Extraits des Pensées de Pascal (1623-1662)

Je puis bien concevoir un homme sans mains, pieds, tête, car ce n’est que
l’expérience qui nous apprend que la tête est plus nécessaire que les pieds.
Mais je ne puis concevoir l’homme sans pensée. Ce serait une pierre ou
une brute.

L’homme n’est qu’un roseau, le plus faible de la nature, mais c’est un


roseau pensant. Il ne faut pas que l’univers entier s’arme pour l’écraser ;
une vapeur, une goutte d’eau suffit pour le tuer. Mais quand l’univers
l’écraserait, l’homme serait encore plus noble que ce qui le tue, puisqu’il sait
qu’il meurt et l’avantage que l’univers a sur lui. L’univers n’en sait rien.

Toute notre dignité consiste donc en la pensée. C’est de là qu’il faut


nous relever et non de l’espace et de la durée, que nous ne saurions remplir.
Travaillons donc à bien penser : voilà le principe de la morale.

Roseau pensant.
Ce n’est point de l’espace que je dois chercher ma dignité, mais c’est du
règlement de ma pensée. Je n’aurai point d’avantage en possédant des terres.
Par l’espace l’univers me comprend et m’engloutit comme un point,
par la pensée je le comprends.

La grandeur de l’homme est grande en ce qu’il se connaît misérable.

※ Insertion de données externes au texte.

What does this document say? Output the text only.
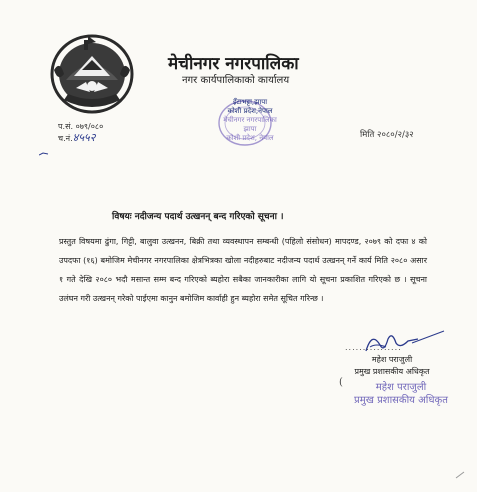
मेचीनगर नगरपालिका
नगर कार्यपालिकाको कार्यालय
इँटाभट्टा,झापा
कोशी प्रदेश,नेपाल
मेचीनगर नगरपालिका
झापा
कोशी प्रदेश, नेपाल
प.सं. ०७९/०८०
च.नं.४५५२	मिति २०८०/२/३२
विषयः नदीजन्य पदार्थ उत्खनन् बन्द गरिएको सूचना ।
प्रस्तुत विषयमा ढुंगा, गिट्टी, बालुवा उत्खनन, बिक्री तथा व्यवस्थापन सम्बन्धी (पहिलो संसोधन) मापदण्ड, २०७९ को दफा ४ को उपदफा (१६) बमोजिम मेचीनगर नगरपालिका क्षेत्रभित्रका खोला नदीहरुबाट नदीजन्य पदार्थ उत्खनन् गर्ने कार्य मिति २०८० असार १ गते देखि २०८० भदौ मसान्त सम्म बन्द गरिएको ब्यहोरा सबैका जानकारीका लागि यो सूचना प्रकाशित गरिएको छ । सूचना उलंघन गरी उत्खनन् गरेको पाईएमा कानुन बमोजिम कार्वाही हुन ब्यहोरा समेत सूचित गरिन्छ ।
................
महेश पराजुली
प्रमुख प्रशासकीय अधिकृत
(	महेश पराजुली
प्रमुख प्रशासकीय अधिकृत
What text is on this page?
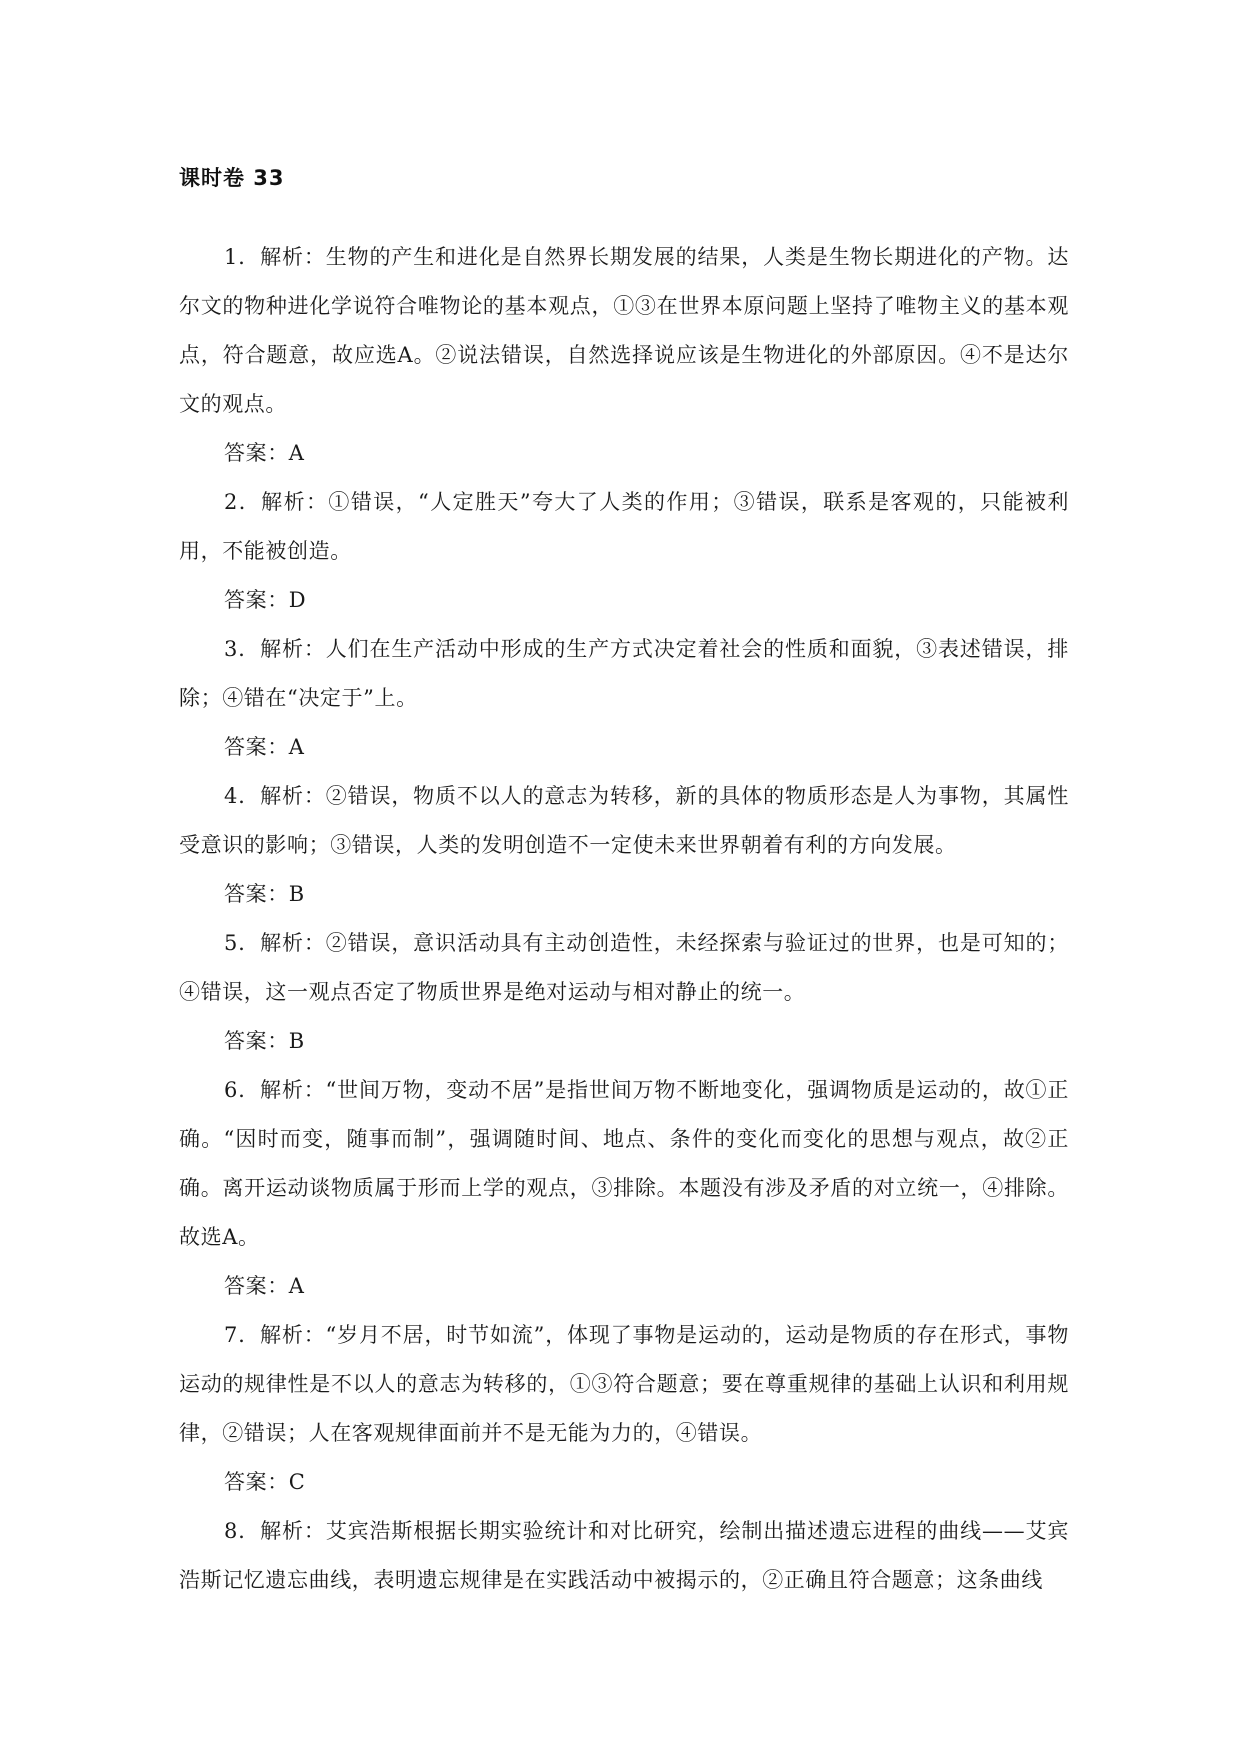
课时卷 33

1．解析：生物的产生和进化是自然界长期发展的结果，人类是生物长期进化的产物。达尔文的物种进化学说符合唯物论的基本观点，①③在世界本原问题上坚持了唯物主义的基本观点，符合题意，故应选A。②说法错误，自然选择说应该是生物进化的外部原因。④不是达尔文的观点。

答案：A

2．解析：①错误，“人定胜天”夸大了人类的作用；③错误，联系是客观的，只能被利用，不能被创造。

答案：D

3．解析：人们在生产活动中形成的生产方式决定着社会的性质和面貌，③表述错误，排除；④错在“决定于”上。

答案：A

4．解析：②错误，物质不以人的意志为转移，新的具体的物质形态是人为事物，其属性受意识的影响；③错误，人类的发明创造不一定使未来世界朝着有利的方向发展。

答案：B

5．解析：②错误，意识活动具有主动创造性，未经探索与验证过的世界，也是可知的；④错误，这一观点否定了物质世界是绝对运动与相对静止的统一。

答案：B

6．解析：“世间万物，变动不居”是指世间万物不断地变化，强调物质是运动的，故①正确。“因时而变，随事而制”，强调随时间、地点、条件的变化而变化的思想与观点，故②正确。离开运动谈物质属于形而上学的观点，③排除。本题没有涉及矛盾的对立统一，④排除。故选A。

答案：A

7．解析：“岁月不居，时节如流”，体现了事物是运动的，运动是物质的存在形式，事物运动的规律性是不以人的意志为转移的，①③符合题意；要在尊重规律的基础上认识和利用规律，②错误；人在客观规律面前并不是无能为力的，④错误。

答案：C

8．解析：艾宾浩斯根据长期实验统计和对比研究，绘制出描述遗忘进程的曲线——艾宾浩斯记忆遗忘曲线，表明遗忘规律是在实践活动中被揭示的，②正确且符合题意；这条曲线
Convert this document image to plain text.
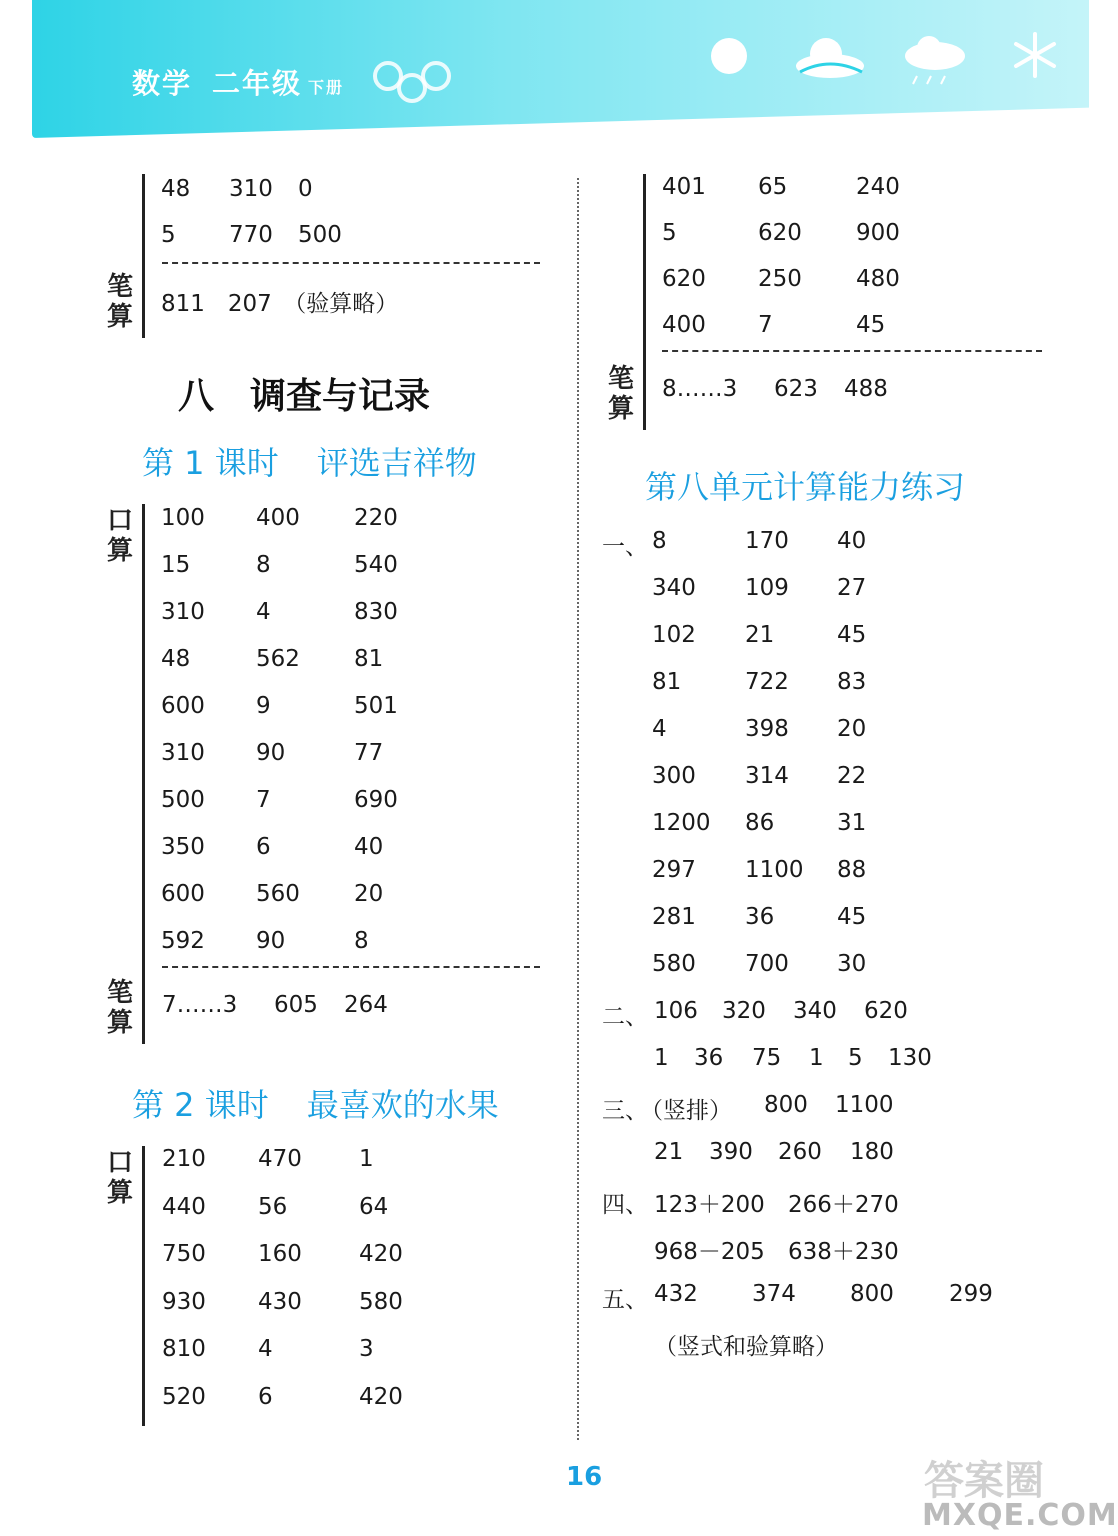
数学 二年级 下册
笔算
48 310 0
5 770 500
811　207　（验算略）
八　调查与记录
第 1 课时 评选吉祥物
口算
笔算
100 400 220
15	8	540
310 4	830
48	562 81
600 9	501
310 90	77
500 7	690
350 6	40
600 560 20
592 90	8
7……3 605 264
第 2 课时 最喜欢的水果
口算
210 470 1
440 56	64
750 160 420
930 430 580
810 4	3
520 6	420
笔算
401 65	240
5	620 900
620 250 480
400 7	45
8……3 623 488
第八单元计算能力练习
一、 8	170 40
340 109 27
102 21	45
81	722 83
4	398 20
300 314 22
1200 86	31
297 1100 88
281 36	45
580 700 30
二、 106 320 340 620
1 36 75 1 5 130
三、
（竖排） 800 1100
21 390 260 180
四、 123＋200 266＋270
968－205 638＋230
五、 432 374 800 299
（竖式和验算略）
16	答案圈
MXQE.COM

Un arbre ne se connaît pas misérable.
C’est donc être misérable que de [se] connaître misérable, mais c’est
être grand que de connaître qu’on est misérable.

La grandeur de l’homme.
La grandeur de l’homme est si visible qu’elle se tire même de sa
misère. Car ce qui est nature aux animaux, nous l’appelons misère en l’
homme. Par où nous reconnaissons que sa nature étant aujourd’hui pareille à
celle des animaux, il est déchu d’une meilleure nature qui lui était propre
autrefois.
Car qui se trouve malheureux de n’être pas roi, sinon un roi dépossédé ?
Trouvait-on Paul Émile malheureux de n’être pas consul ? Au contraire tout le
monde trouvait qu’il était heureux de l’avoir été, parce que sa condition n’était
pas de l’être toujours. Mais on trouvait Persée si malheureux de n’être plus
roi, parce que sa condition était de l’être toujours, qu’on trouvait étrange de
ce qu’il supportait la vie. Qui se trouve malheureux de n’avoir qu’une bouche ?
Et qui ne se trouverait malheureux de n’avoir qu’un œil ? On ne s’est peut-être
jamais avisé de s’affliger de n’avoir pas trois yeux, mais on est inconsolable de
n’en point avoir.
Ce fragment résume le mouvement d’argumentation anthropologique de la
liasse Grandeur, en montrant que la dignité de la nature humaine se conclut
paradoxalement de l’affirmation de sa misère, établie dans les premières
liasses. Pascal s’appuie ici sur la différence entre la nature de l’animal et celle
de l’homme. Les mêmes bassesses ne sont en effet pas ressenties de la même
manière chez l’un et l’autre : elles paraissent appartenir normalement à la
nature de la bête ; mais l’homme les ressent comme la privation de qualités
qui seraient dues à sa véritable condition. Ce ressentiment de sa misère
témoigne qu’il a conscience du fait que sa nature actuelle est privée de
qualités et de vertus qui lui semblent dues. L’exemple du malheur du roi
Persée et du consul Paul Emile permet ainsi à Pascal d’inférer que ce
sentiment de frustration qui accompagne la misère de l’homme suppose qu’il
a pu connaître, en un temps dont la mémoire est perdue, un état dans lequel il
jouissait des capacités dont il ressent actuellement la privation.